A master of expeditionary research teaches how to take giant leaps for bits of knowledge.
Professor Maynard Miller doesn't mince words. "This isn't a trip to Jamaica!" he growls. "This is an expedition!"
I'm about to board a helicopter bound for the Juneau Icefield, the enormous glacial mass that abuts the Alaskan capital. Dr. Miller, who knows the icefield better than anyone, is looking dubiously at my borrowed glacier gear, and his attitude suggests little faith in my longevity.
Sixty summers ago, when Miller was an ambitious young geologist just a few years out of Harvard, he and several companions began exploring the glaciers northeast of Juneau, navigating icy fissures and granite precipices in the name of science. He's returned to the icefield every summer since, leading as many as 52 college and high school science students on a 90-mile trek across the ice.

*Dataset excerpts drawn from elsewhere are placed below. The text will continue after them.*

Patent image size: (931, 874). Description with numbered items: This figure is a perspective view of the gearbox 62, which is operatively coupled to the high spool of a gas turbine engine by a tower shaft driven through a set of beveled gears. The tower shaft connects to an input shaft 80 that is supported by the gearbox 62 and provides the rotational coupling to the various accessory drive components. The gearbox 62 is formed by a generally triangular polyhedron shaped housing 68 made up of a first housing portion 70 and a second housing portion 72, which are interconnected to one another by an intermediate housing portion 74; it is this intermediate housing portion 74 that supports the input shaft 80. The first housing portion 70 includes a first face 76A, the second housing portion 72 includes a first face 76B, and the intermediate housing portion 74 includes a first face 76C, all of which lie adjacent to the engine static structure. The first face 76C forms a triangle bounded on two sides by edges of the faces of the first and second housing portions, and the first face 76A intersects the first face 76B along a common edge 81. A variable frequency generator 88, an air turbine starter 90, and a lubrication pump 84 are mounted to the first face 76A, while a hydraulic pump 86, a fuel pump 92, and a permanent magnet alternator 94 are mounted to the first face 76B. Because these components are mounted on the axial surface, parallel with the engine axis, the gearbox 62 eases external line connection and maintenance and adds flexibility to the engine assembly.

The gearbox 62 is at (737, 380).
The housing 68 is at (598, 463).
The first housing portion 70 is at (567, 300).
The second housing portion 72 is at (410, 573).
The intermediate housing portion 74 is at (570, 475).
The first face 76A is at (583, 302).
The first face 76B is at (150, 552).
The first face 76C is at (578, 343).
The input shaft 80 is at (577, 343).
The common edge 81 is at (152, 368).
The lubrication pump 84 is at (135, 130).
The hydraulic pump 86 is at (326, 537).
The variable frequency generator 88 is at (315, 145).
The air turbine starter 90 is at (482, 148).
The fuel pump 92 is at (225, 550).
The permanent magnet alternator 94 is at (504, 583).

During their seven-week journey from rainy Juneau to western British Columbia, the students of the Juneau Icefield Research Program use crampons and climbing gear to cross yawning crevasses. They immerse themselves in glaciology, meteorology, and emergency medicine, and dedicate brawn and brains to ongoing research. They discover that even the most incremental scientific progress often requires immense effort and risk, and nearly superhuman patience.
"They're learning from nature screaming at them," Miller says of his students, his own voice rising in emphasis. "They're getting up in the morning, putting on their gear, and working until they're soaked through – until what they're learning begins to be real."
The screams of nature have long been a part of daily life for Miller. The University of Idaho professor emeritus is an accomplished alpinist – he was part of the 1963 team that put the first American atop Mount Everest – and he's known for feats of physical and intellectual endurance.